HONG KONG/SINGAPORE (Reuters) - Asia’s dealmakers are pinning their hopes on a prolonged upsurge in Japanese mega-deals to help cushion a possible slowdown in Chinese M&A and sustain the record level of transactions in the region seen in the first half of 2018.
M&A involving Japanese firms nearly quadrupled to a record $232.4 billion (£177.7 billion) in the half-year, Thomson Reuters data showed, as marquee-name targets were scooped up. British drugmaker Shire is being acquired for $62 billion in Japan’s biggest-ever overseas purchase, and a consortium led by SoftBank Group bought a stake in Uber Technologies for $7.7 billion.
The deals rush has led Western banks such as Credit Suisse and JPMorgan to bulk up in Tokyo, which has typically been dominated by local banks and a handful of entrenched foreign firms.
“We see an outbound focus where the leaders in particular industries such as financial services, food and beverage and consumer are looking to expand globally, taking their products, brand and expertise to other markets,” Joseph Gallagher, head of Asia Pacific M&A at Credit Suisse, said about Japanese firms.
“Domestically we are seeing a rationalization on big conglomerates focusing more on shareholder value and selling (non-core assets).”
Overall, the value of deals involving Asia Pacific companies hit a record at $801.2 billion in the first six months of 2018, the data showed.

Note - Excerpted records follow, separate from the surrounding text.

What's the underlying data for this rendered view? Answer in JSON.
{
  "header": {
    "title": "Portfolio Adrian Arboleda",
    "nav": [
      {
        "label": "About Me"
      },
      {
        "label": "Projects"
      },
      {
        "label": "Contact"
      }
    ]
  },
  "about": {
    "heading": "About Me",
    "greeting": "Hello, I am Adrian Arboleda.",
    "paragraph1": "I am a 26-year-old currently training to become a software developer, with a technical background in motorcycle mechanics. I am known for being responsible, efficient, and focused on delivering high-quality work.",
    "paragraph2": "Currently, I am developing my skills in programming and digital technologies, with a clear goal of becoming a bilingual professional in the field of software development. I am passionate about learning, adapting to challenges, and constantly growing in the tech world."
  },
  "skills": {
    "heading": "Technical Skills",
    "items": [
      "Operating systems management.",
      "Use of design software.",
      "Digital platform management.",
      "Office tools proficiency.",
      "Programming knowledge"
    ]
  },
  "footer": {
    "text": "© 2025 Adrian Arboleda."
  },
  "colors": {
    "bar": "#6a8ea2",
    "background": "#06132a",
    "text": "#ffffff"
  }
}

Excluding Japan, value of deals rose by 20 percent to $563.3 billion in the first half of this year.
Asia’s pick-up in M&A activity mirrors an upturn worldwide, with global dealmaking totalling $2.5 trillion, up 59 percent year-on-year and a record for this point in the year.
Though Japan had many of the headline-grabbing deals in the half-year, Chinese companies also saw robust M&A activity. State-owned utility firm China Three Gorges launched a $10.8 billion offer in May to take complete control of Portugal’s biggest company EDP.
The country was again the top target in Asia for both domestic and foreign acquirers and accounted for 46 percent of all deals targeting an Asian company. And deals involving a Chinese target or acquirer amounted to $330 billion, up 16 percent year-on-year.
There is concern though that rising trade tensions between the United States and China will cast a shadow over the general dealmaking environment.
John Hall, JPMorgan’s co-head of investment banking coverage for Asia Pacific, said a slowdown in China’s outbound deals was caused not just by politics in the West but also policy changes in China. But the impact of domestic policy has normalized, he said.
“Chinese companies are again buying businesses overseas where they make sense,” he said.
Some bankers said the focus is shifting to other markets where political and regulatory pressures are more straightforward.
“The story this year is less about China outbound M&A, it’s about the other countries in the region which are having a very good year. This deal activity is across Southeast Asia, Korea, Australia,” said James Tam, head of M&A, Asia Pacific at Morgan Stanley.
Other large Asian deals included Walmart’s agreement to take control of Indian e-commerce firm Flipkart for $16 billion and the $9 billion stake purchase in Daimler by the founder of China’s Zhejiang Geely Holding.
This month, Jack Ma’s Ant Financial Services Group made headlines by completing a $14 billion fundraising - the largest ever single fundraising by a private company.
“Clients are still active and they increasingly want to do cross border stuff,” said Apoorva Shah, Nomura’s co-head of M&A in Asia ex-Japan, who highlighted growing cash piles at companies and buyout groups as a driver for the acquisitions.
Morgan Stanley’s Japan joint venture with Mitsubishi UFJ claimed the top spot in the country’s ranking for the first half, according to the data. The U.S. bank also topped the Asia ex-Japan M&A league table, followed by UBS and Bank of America Merrill Lynch.